As part of the legislation, police will also be given the power to proactively stop and search people to seize items intended for “locking-on” purposes, such as glue or bamboo structures meant for obstructing police.

‘Lock-on’ tactics, such as protesters gluing themselves to roads or public transport, have been repeatedly employed by groups such as Insulate Britain and Just Stop Oil.

Courts will also be given new powers to make Serious Disruption Prevention Orders, which would make those who have been found to repeatedly cause disruption wear an electronic tag, to ensure they are not in a particular place where they might commit a “protest-related offence”.

She will add: “I will not stand by and let anti-social individuals keep causing misery and chaos for others.
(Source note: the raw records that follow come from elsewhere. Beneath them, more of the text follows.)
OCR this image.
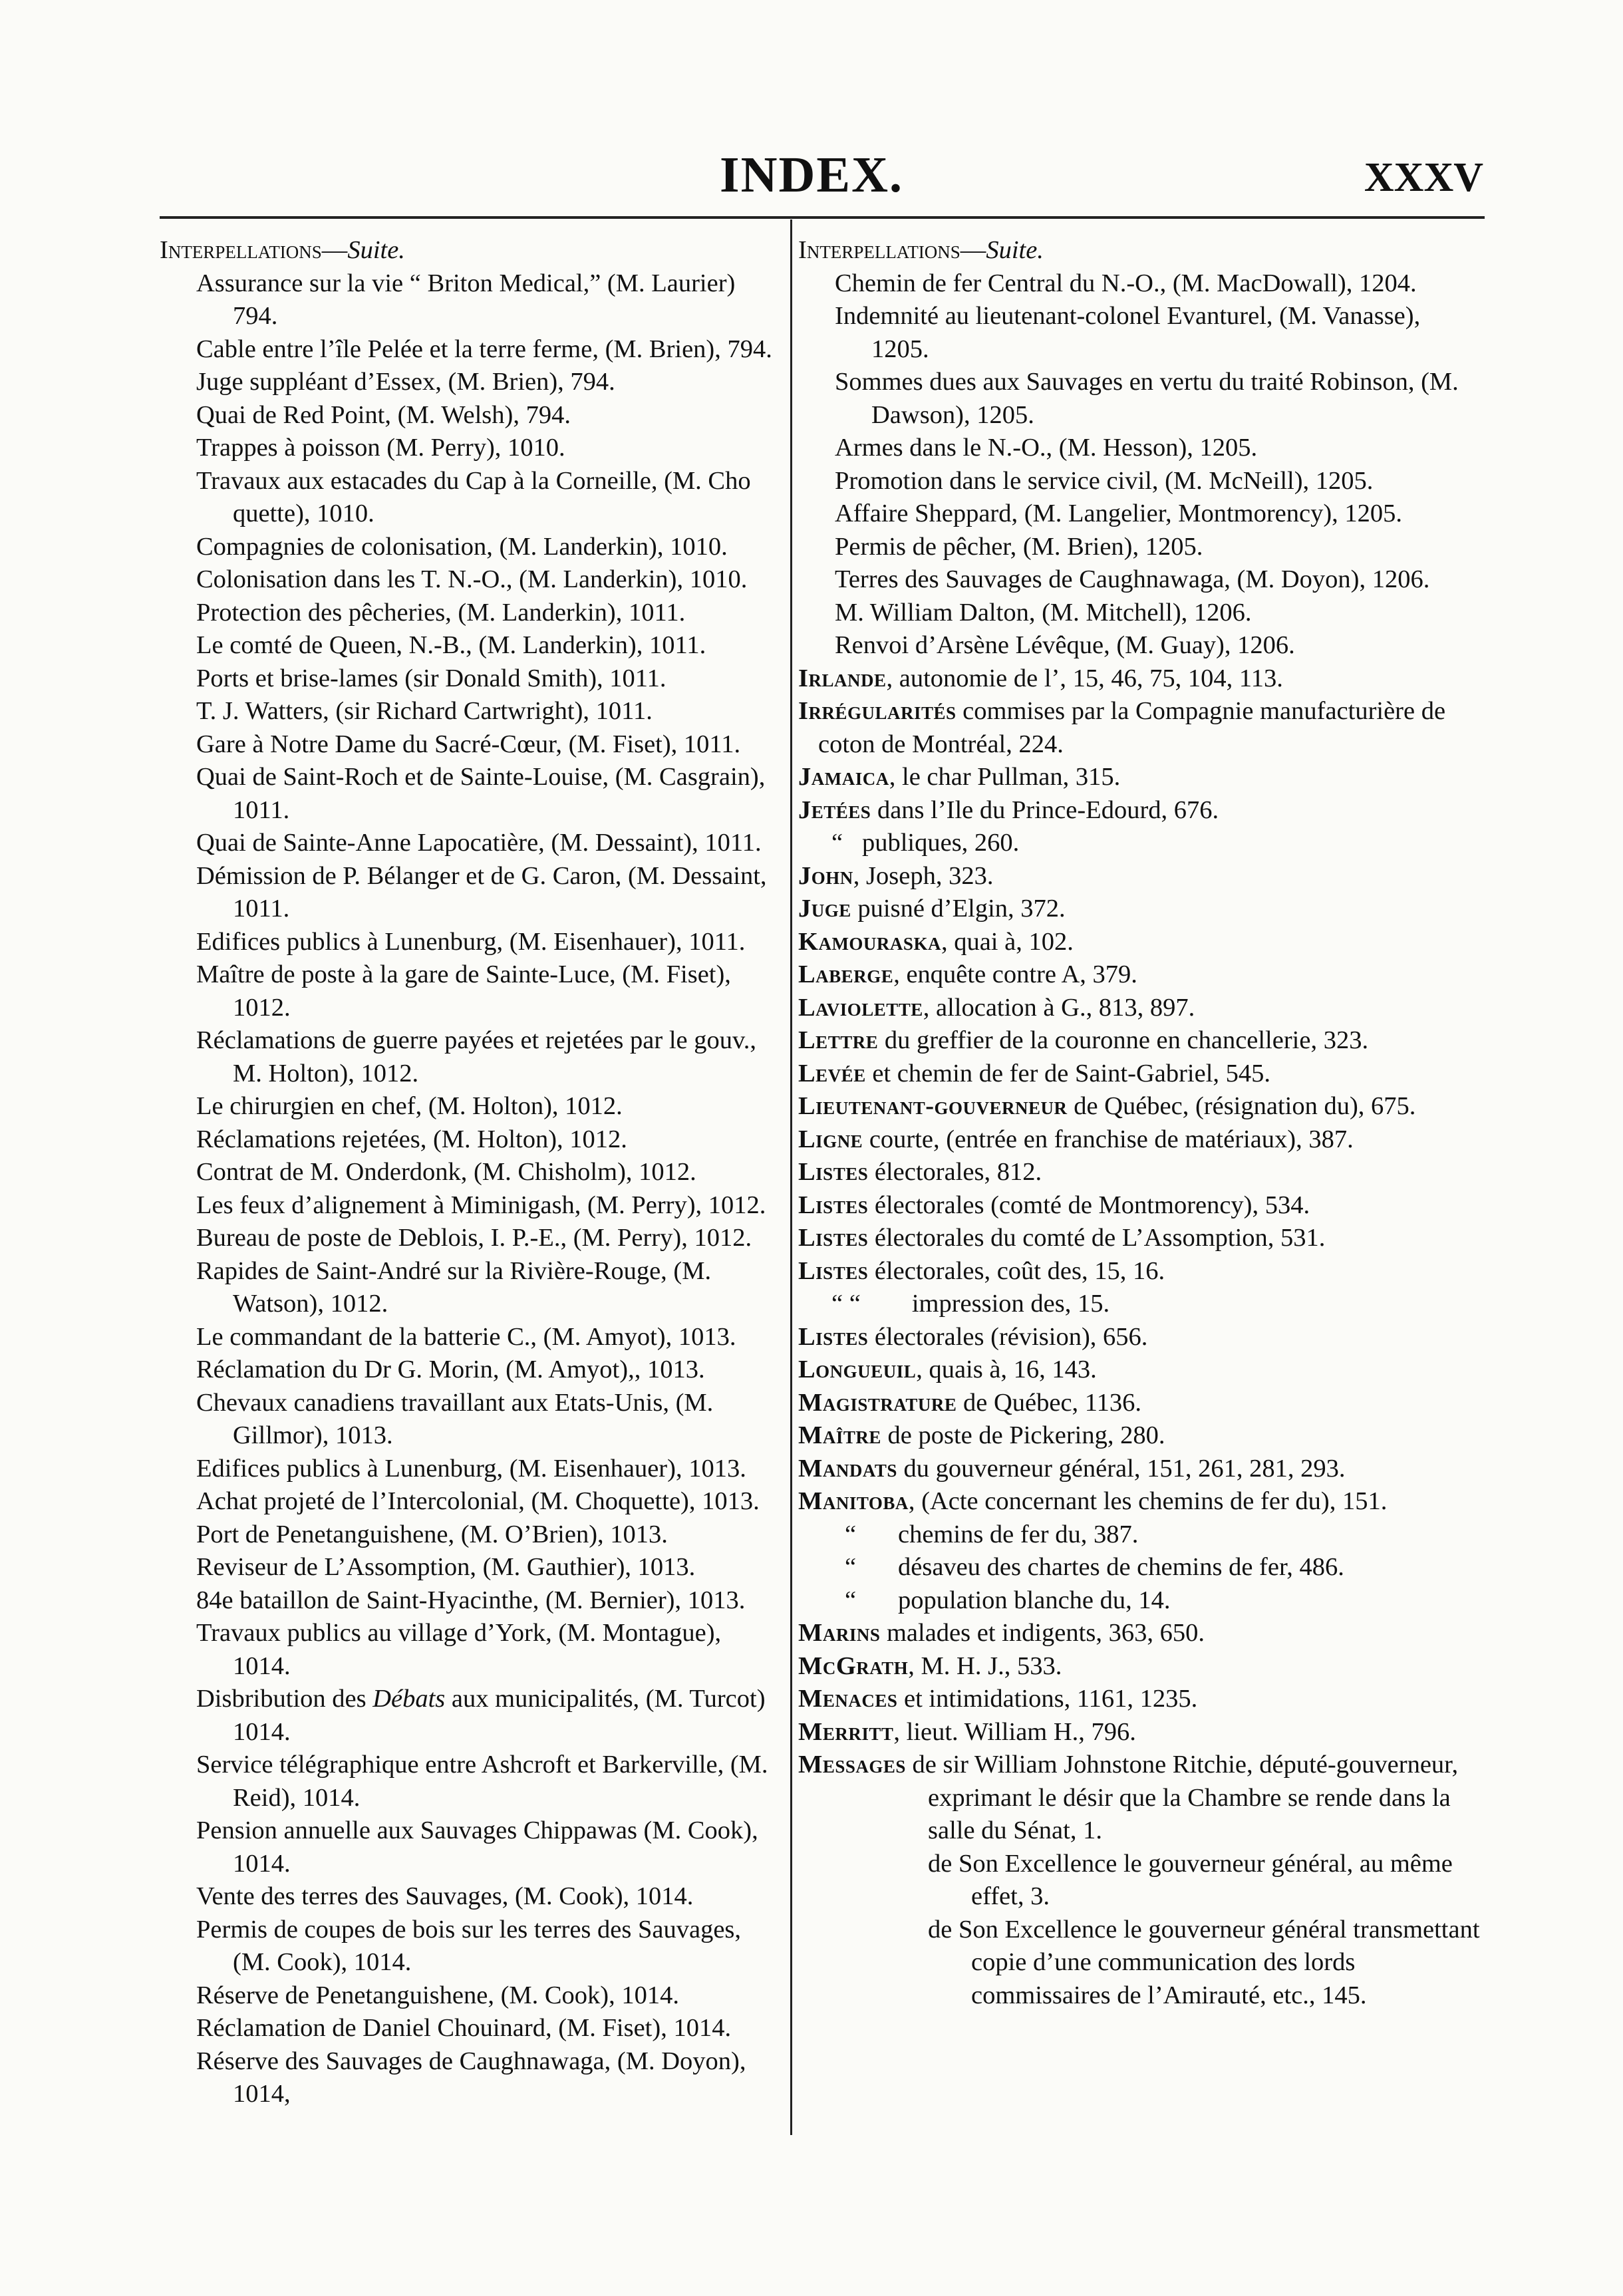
INDEX.	XXXV

Interpellations—Suite.

Assurance sur la vie “ Briton Medical,” (M. Laurier) 794.

Cable entre l’île Pelée et la terre ferme, (M. Brien), 794.

Juge suppléant d’Essex, (M. Brien), 794.

Quai de Red Point, (M. Welsh), 794.

Trappes à poisson (M. Perry), 1010.

Travaux aux estacades du Cap à la Corneille, (M. Cho quette), 1010.

Compagnies de colonisation, (M. Landerkin), 1010.

Colonisation dans les T. N.-O., (M. Landerkin), 1010.

Protection des pêcheries, (M. Landerkin), 1011.

Le comté de Queen, N.-B., (M. Landerkin), 1011.

Ports et brise-lames (sir Donald Smith), 1011.

T. J. Watters, (sir Richard Cartwright), 1011.

Gare à Notre Dame du Sacré-Cœur, (M. Fiset), 1011.

Quai de Saint-Roch et de Sainte-Louise, (M. Casgrain), 1011.

Quai de Sainte-Anne Lapocatière, (M. Dessaint), 1011.

Démission de P. Bélanger et de G. Caron, (M. Dessaint, 1011.

Edifices publics à Lunenburg, (M. Eisenhauer), 1011.

Maître de poste à la gare de Sainte-Luce, (M. Fiset), 1012.

Réclamations de guerre payées et rejetées par le gouv., M. Holton), 1012.

Le chirurgien en chef, (M. Holton), 1012.

Réclamations rejetées, (M. Holton), 1012.

Contrat de M. Onderdonk, (M. Chisholm), 1012.

Les feux d’alignement à Miminigash, (M. Perry), 1012.

Bureau de poste de Deblois, I. P.-E., (M. Perry), 1012.

Rapides de Saint-André sur la Rivière-Rouge, (M. Watson), 1012.

Le commandant de la batterie C., (M. Amyot), 1013.

Réclamation du Dr G. Morin, (M. Amyot),, 1013.

Chevaux canadiens travaillant aux Etats-Unis, (M. Gillmor), 1013.

Edifices publics à Lunenburg, (M. Eisenhauer), 1013.

Achat projeté de l’Intercolonial, (M. Choquette), 1013.

Port de Penetanguishene, (M. O’Brien), 1013.

Reviseur de L’Assomption, (M. Gauthier), 1013.

84e bataillon de Saint-Hyacinthe, (M. Bernier), 1013.

Travaux publics au village d’York, (M. Montague), 1014.

Disbribution des Débats aux municipalités, (M. Turcot) 1014.

Service télégraphique entre Ashcroft et Barkerville, (M. Reid), 1014.

Pension annuelle aux Sauvages Chippawas (M. Cook), 1014.

Vente des terres des Sauvages, (M. Cook), 1014.

Permis de coupes de bois sur les terres des Sauvages, (M. Cook), 1014.

Réserve de Penetanguishene, (M. Cook), 1014.

Réclamation de Daniel Chouinard, (M. Fiset), 1014.

Réserve des Sauvages de Caughnawaga, (M. Doyon), 1014,

Interpellations—Suite.

Chemin de fer Central du N.-O., (M. MacDowall), 1204.

Indemnité au lieutenant-colonel Evanturel, (M. Vanasse), 1205.

Sommes dues aux Sauvages en vertu du traité Robinson, (M. Dawson), 1205.

Armes dans le N.-O., (M. Hesson), 1205.

Promotion dans le service civil, (M. McNeill), 1205.

Affaire Sheppard, (M. Langelier, Montmorency), 1205.

Permis de pêcher, (M. Brien), 1205.

Terres des Sauvages de Caughnawaga, (M. Doyon), 1206.

M. William Dalton, (M. Mitchell), 1206.

Renvoi d’Arsène Lévêque, (M. Guay), 1206.

Irlande, autonomie de l’, 15, 46, 75, 104, 113.

Irrégularités commises par la Compagnie manufacturière de coton de Montréal, 224.

Jamaica, le char Pullman, 315.

Jetées dans l’Ile du Prince-Edourd, 676.

“ publiques, 260.

John, Joseph, 323.

Juge puisné d’Elgin, 372.

Kamouraska, quai à, 102.

Laberge, enquête contre A, 379.

Laviolette, allocation à G., 813, 897.

Lettre du greffier de la couronne en chancellerie, 323.

Levée et chemin de fer de Saint-Gabriel, 545.

Lieutenant-gouverneur de Québec, (résignation du), 675.

Ligne courte, (entrée en franchise de matériaux), 387.

Listes électorales, 812.

Listes électorales (comté de Montmorency), 534.

Listes électorales du comté de L’Assomption, 531.

Listes électorales, coût des, 15, 16.

“ “ impression des, 15.

Listes électorales (révision), 656.

Longueuil, quais à, 16, 143.

Magistrature de Québec, 1136.

Maître de poste de Pickering, 280.

Mandats du gouverneur général, 151, 261, 281, 293.

Manitoba, (Acte concernant les chemins de fer du), 151.

“ chemins de fer du, 387.

“ désaveu des chartes de chemins de fer, 486.

“ population blanche du, 14.

Marins malades et indigents, 363, 650.

McGrath, M. H. J., 533.

Menaces et intimidations, 1161, 1235.

Merritt, lieut. William H., 796.

Messages de sir William Johnstone Ritchie, député-gouverneur, exprimant le désir que la Chambre se rende dans la salle du Sénat, 1.

de Son Excellence le gouverneur général, au même effet, 3.

de Son Excellence le gouverneur général transmettant copie d’une communication des lords commissaires de l’Amirauté, etc., 145.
The Public Order Bill will empower the police to take more proactive action to protect the rights of the public to go about their lives in peace.

“However passionately one believes in a cause, we do not make policy through mob rule in this country… I will not be deterred from backing the police and standing up for the law-abiding majority, and that’s what the Public Order Bill does.”

 (PA Archive)
(PA Archive)

Labour’s shadow home secretary Yvette Cooper said: “This Bill fails on every count; it won’t safeguard vital infrastructure against serious disruption and it’s so widely drawn it will penalise passers by or people protesting peacefully against a library closure instead.

“This is a wasted opportunity to take a sensible approach and is getting things all wrong.

“Rather than adopting Labour’s practical suggestions to make it swifter to get injunctions when vital services are threatened with serious disruption, the Home Secretary is just recycling widely drawn measures from the Police Bill which have already been rejected by Parliament.

“Tomorrow we should instead be having the second reading of the long awaited Victims Bill with measures to tackle rising crime and falling prosecutions; instead, the Home Secretary is letting everyone down.”

Amnesty International UK’s head of policy and government affairs Allan Hogarth said: “It’s frankly outrageous for the Home Secretary to smear peaceful protesters as a ‘mob’, though sadly it’s part of a recent pattern of ministers demonising those who hold views the Government dislikes.

“At a time when protesters in places like Moscow or Hong Kong are hailed for their bravery – including by members of our Government – it’s incredibly depressing that Priti Patel is pushing these repressive laws.”

Norman Reimer, the chief executive of the group Fair Trials, had said of the Home Secretary’s latest proposals: “By reintroducing plans that have already been rejected by UK parliamentarians, the UK Government appears to be intent on destroying the right to peaceful protest rather than protecting it.”

Meanwhile, Extinction Rebellion (XR) has already announced plans to “bring millions of people on to the streets” in response to the new Bill after it was announced in the Queen’s Speech earlier this month.